Ein herzliches Hallo an alle Betroffenen.
Mein Mann hat Nierenkrebs und eine große Metastase im Kreuzbein, die schon mit 50 GY bestrahlt ist. Im Nierenkrebsforum gibt es derzeit niemanden, mit dem ich mich bezüglich der Op Kreuzbein austauschen könnte, deswegen bin ich jetzt hier gelandet.

Die Klinik schlägt vor, eine Seite des OS sacrum mit den dazugehörigen Nervenwurzeln zu entfernen. Allerdings muß schon vor der OP ein künstlicher Darm- und Harnausgang geschaffen werden.

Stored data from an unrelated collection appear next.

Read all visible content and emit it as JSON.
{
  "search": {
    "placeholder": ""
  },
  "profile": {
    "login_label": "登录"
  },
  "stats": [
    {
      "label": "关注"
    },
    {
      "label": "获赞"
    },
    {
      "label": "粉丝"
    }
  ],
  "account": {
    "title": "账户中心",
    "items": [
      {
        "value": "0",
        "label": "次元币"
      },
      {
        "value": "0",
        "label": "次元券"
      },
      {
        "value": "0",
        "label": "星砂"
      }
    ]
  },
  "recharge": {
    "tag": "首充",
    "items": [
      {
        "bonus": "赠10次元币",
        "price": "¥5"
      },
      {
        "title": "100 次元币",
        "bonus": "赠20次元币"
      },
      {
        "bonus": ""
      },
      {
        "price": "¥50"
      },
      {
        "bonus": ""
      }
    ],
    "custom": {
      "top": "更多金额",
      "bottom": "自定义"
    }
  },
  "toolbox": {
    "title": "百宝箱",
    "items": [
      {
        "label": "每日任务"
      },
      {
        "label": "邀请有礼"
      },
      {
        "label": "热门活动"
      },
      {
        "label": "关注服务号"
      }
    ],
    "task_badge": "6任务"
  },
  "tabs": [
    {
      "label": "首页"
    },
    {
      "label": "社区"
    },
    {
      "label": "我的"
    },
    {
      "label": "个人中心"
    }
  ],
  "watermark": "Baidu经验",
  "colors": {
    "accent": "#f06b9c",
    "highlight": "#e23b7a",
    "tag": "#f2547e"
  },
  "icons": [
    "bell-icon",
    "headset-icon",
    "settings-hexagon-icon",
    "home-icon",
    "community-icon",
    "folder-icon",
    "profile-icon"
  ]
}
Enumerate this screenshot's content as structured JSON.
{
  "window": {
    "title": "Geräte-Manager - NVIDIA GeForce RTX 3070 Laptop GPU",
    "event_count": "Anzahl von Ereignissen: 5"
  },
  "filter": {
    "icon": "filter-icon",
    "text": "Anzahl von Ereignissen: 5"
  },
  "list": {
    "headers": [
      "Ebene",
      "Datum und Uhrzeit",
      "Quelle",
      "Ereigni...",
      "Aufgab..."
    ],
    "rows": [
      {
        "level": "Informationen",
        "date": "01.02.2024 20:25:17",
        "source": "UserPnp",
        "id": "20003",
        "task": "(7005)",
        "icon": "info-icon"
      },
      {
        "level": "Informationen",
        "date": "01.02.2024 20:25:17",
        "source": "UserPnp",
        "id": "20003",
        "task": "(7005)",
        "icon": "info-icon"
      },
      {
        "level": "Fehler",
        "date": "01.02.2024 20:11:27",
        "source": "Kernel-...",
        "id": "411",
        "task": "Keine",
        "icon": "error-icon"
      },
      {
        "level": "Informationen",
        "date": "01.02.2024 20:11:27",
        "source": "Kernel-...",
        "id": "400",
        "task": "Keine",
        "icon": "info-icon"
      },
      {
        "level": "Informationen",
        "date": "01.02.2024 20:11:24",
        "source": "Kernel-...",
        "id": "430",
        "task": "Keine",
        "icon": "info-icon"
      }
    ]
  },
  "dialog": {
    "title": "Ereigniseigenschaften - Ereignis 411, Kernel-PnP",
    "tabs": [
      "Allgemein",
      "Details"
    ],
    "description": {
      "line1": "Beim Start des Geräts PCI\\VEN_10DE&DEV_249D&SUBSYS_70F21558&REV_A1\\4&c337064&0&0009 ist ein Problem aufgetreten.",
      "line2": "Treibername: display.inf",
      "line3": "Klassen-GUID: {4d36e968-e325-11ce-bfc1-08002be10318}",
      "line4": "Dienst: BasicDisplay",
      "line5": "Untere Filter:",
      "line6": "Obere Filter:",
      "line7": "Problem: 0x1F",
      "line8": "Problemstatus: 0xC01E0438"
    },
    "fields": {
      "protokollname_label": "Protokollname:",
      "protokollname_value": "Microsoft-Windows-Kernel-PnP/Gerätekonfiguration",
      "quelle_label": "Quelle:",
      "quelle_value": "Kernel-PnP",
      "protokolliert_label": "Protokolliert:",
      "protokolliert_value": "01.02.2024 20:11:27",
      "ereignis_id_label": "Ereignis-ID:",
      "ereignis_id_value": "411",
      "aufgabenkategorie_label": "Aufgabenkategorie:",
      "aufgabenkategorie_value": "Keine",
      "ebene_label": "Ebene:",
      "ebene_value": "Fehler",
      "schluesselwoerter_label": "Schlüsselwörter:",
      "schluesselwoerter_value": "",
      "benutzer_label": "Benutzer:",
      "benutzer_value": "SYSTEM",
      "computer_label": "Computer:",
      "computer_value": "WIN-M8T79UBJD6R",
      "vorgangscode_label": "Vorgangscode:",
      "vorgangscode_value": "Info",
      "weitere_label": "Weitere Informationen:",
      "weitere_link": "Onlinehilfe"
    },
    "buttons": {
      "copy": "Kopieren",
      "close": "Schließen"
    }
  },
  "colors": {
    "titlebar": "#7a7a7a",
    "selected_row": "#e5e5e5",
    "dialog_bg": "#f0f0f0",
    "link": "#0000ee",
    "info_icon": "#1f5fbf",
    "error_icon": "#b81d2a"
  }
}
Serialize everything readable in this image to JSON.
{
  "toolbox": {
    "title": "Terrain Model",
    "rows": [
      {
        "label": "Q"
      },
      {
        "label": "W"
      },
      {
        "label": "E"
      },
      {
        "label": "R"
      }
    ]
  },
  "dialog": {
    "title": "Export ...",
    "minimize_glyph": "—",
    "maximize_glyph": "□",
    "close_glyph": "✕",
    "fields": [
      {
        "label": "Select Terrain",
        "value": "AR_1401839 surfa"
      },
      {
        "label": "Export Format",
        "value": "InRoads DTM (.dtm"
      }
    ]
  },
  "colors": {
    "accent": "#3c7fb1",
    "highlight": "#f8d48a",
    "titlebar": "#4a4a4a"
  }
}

Es besteht lt. Aussage des Arztes Hoffnung das die Entleerungsfunktionen später wiederlangt werden, da nur eine Seite des OS sacrum rezesiert wird.

Zitat:
Die Folgen der Entfernung des Sacrums sind ja wohlbekannt und ließen mich eine Totaloperation ablehnen.
Uns sind sie nicht wirklich bekannt. Was genau sind die Folgen?

Wie funktioniert das mit den künstlichen Ausgängen. Ist das wirklich so schlimm, wie er sich das vorstellt. Kann er noch unter Menschen gehen? Und funktioniert das Zurücklegen wirklich und innerhalb welchen Zeitraums?

Für meinen Mann ist diese Option so schrecklich, daß er sich bis jetzt noch nicht dazu entscheiden konnte.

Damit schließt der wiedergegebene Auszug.